The words “Office for National Statistics” and “Homepage” have a dramatic effect on me in much the same way that Chief Inspector Dreyfus was left an eye-twitching wreck at the mere mention of Inspector Clouseau in the original (and best) Pink Panther films.

Why? This simple task (build a homepage) has driven me to despair on multiple occasions over the course of the Alpha project and long before that in-fact. If nothing else, I hope this post serves as a blueprint for how not to do a homepage project and hopefully contains some pointers as to what to do if yours has gone off the rails.

It all started out as you’d expect. We’d done the requirements gathering, reviewed analytics, conducted stakeholder interviews and held workshops where a multitude of ideas and sketches appeared. We’d even reviewed previous usability sessions of the existing homepage. We knew what we wanted on the page and the list was laminated – no additions allowed.

With all that information I then set about creating wireframes which we reviewed internally, re-worked, reviewed some more, re-worked, took out for testing, re-worked, tested, re-worked, changed goals, tested…you get the idea. The following slideshow gives you an idea of the sheer volume of versions created. I can personally put my name to 90% of the ones shown here. The rest we’re by other poor souls dragged into the madness along the way.

Whilst putting this slide show together I can see the journey we took, why things changed and how we came to these conclusions. It feels like we sort of came full circle to be honest and, if nothing else, proves our original thinking was fairly sound.

As I write this now and try to make sense of it all I’ve come to the following conclusions:

Don’t take too long – the work spanned such a long period of time that things constantly changed. We had to react to business goals changing, more usability testing, more analytics findings and new people came in with new ideas. When the top level nav changed it meant the on-page content changed. When on-page content changed you had to think about navigation again. Get it done, get it live and then adapt and improve.

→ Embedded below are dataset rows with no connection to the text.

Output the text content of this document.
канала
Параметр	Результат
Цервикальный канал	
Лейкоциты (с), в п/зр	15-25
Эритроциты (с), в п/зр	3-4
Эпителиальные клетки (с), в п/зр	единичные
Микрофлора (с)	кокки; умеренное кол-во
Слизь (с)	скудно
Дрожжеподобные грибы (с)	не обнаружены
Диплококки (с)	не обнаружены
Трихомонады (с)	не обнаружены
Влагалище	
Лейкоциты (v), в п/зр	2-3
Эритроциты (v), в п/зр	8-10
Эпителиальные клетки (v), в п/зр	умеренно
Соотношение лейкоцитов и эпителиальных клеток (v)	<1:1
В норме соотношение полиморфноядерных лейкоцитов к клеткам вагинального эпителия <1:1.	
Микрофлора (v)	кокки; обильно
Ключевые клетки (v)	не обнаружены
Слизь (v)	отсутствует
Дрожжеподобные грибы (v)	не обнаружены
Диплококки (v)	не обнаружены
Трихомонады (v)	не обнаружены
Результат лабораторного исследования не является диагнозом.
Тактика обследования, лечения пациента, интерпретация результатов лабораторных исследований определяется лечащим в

Don’t doubt yourself – too much time spent reviewing meant we as a team lost confidence in our work and started to second guess our decisions and re-worked when we probably didn’t need to.

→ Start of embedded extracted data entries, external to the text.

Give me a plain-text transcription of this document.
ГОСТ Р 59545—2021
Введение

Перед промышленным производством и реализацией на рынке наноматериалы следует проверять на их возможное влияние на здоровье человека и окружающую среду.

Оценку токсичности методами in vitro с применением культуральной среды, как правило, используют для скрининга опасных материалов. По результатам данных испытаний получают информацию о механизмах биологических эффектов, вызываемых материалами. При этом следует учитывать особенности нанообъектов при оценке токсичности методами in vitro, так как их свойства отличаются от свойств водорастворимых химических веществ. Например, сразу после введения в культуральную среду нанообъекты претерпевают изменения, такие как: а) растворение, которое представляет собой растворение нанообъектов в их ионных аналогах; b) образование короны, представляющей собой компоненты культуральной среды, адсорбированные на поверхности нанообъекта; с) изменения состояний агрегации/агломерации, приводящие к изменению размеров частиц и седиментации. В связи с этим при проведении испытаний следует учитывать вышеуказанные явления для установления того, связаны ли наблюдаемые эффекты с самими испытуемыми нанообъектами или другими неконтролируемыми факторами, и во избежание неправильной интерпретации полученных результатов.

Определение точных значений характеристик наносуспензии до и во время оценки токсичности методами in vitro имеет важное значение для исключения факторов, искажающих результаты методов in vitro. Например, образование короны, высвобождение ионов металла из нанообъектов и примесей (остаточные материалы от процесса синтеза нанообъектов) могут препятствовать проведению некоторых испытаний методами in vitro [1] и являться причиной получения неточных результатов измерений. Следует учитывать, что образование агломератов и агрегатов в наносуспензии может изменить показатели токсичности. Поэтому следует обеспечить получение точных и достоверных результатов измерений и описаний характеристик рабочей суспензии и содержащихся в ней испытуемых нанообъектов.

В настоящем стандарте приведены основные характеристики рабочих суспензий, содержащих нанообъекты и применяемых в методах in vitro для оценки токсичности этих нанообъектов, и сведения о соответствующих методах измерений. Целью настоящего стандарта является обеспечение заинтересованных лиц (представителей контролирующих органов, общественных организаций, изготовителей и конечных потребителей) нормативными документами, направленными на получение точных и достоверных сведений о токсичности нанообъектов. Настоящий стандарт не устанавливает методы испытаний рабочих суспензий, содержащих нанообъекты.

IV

Don’t lose sight of the page goals and objectives – We had a blueprint for what success looked like but somewhere along the line it got filed. It was only dusted off at the end of the project and ultimately helped us refocus our efforts.

Remember who it’s for? – as business goals changed so did the audience we were designing for. We started out trying to be all things to all people which, to be fair, is what a lot of homepage designs try to do. The problem is that everything on that page has to work really hard to meet that objective. “I like that but I wouldn’t use it personally” was a comment that came up in testing so often that we realised we had to focus the design to meet the needs of the target personas only.

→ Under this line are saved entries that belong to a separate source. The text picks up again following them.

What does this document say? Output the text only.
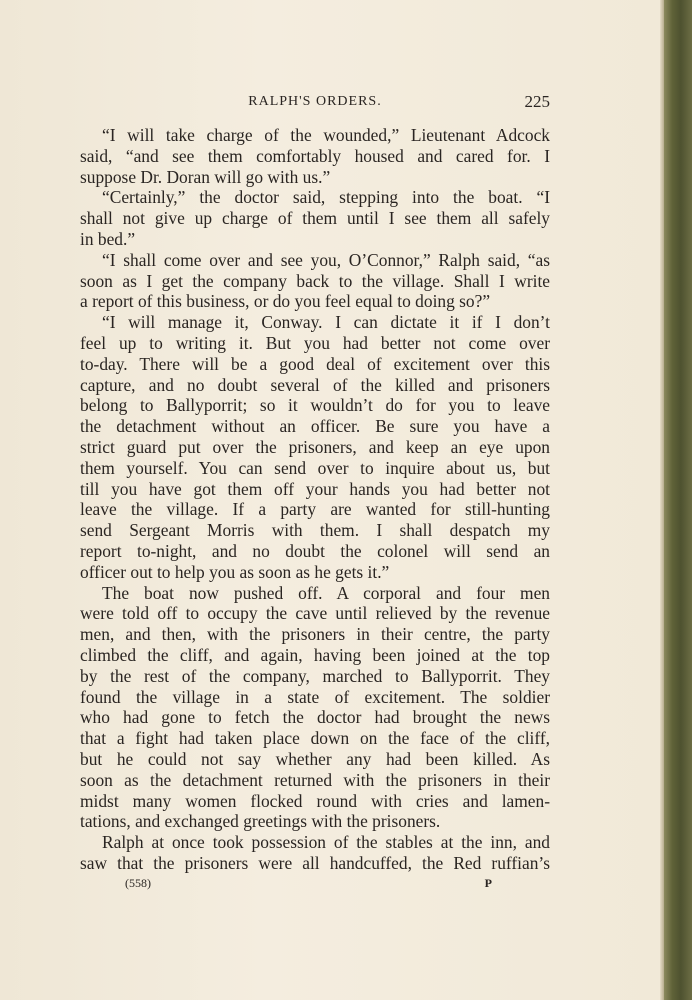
RALPH'S ORDERS.	225
“I will take charge of the wounded,” Lieutenant Adcock
said, “and see them comfortably housed and cared for. I
suppose Dr. Doran will go with us.”
“Certainly,” the doctor said, stepping into the boat. “I
shall not give up charge of them until I see them all safely
in bed.”
“I shall come over and see you, O’Connor,” Ralph said, “as
soon as I get the company back to the village. Shall I write
a report of this business, or do you feel equal to doing so?”
“I will manage it, Conway. I can dictate it if I don’t
feel up to writing it. But you had better not come over
to-day. There will be a good deal of excitement over this
capture, and no doubt several of the killed and prisoners
belong to Ballyporrit; so it wouldn’t do for you to leave
the detachment without an officer. Be sure you have a
strict guard put over the prisoners, and keep an eye upon
them yourself. You can send over to inquire about us, but
till you have got them off your hands you had better not
leave the village. If a party are wanted for still-hunting
send Sergeant Morris with them. I shall despatch my
report to-night, and no doubt the colonel will send an
officer out to help you as soon as he gets it.”
The boat now pushed off. A corporal and four men
were told off to occupy the cave until relieved by the revenue
men, and then, with the prisoners in their centre, the party
climbed the cliff, and again, having been joined at the top
by the rest of the company, marched to Ballyporrit. They
found the village in a state of excitement. The soldier
who had gone to fetch the doctor had brought the news
that a fight had taken place down on the face of the cliff,
but he could not say whether any had been killed. As
soon as the detachment returned with the prisoners in their
midst many women flocked round with cries and lamen-
tations, and exchanged greetings with the prisoners.
Ralph at once took possession of the stables at the inn, and
saw that the prisoners were all handcuffed, the Red ruffian’s
(558)	P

Don’t play around forever, build it – sometimes you just can’t convey and idea in a wireframe or Axure prototype. You have to build it in browser and then you’ll know for sure. In this whole process it only came into browser late in the day. We should have done it a lot earlier.

The last slide in the presentation is the page we’ve gone with on the Alpha. I’m fairly happy with it (it’s hard to get enthusiastic about something that’s caused me so much pain). It tested well and generally meets our objectives and those of the ONS (as much as an Alpha can anyway). I can already see things that could be improved and I’m sure if we go to Beta we’ll need to consider content areas not covered by the Alpha. For now I’m happy to forget about it and see what our users make of it…again!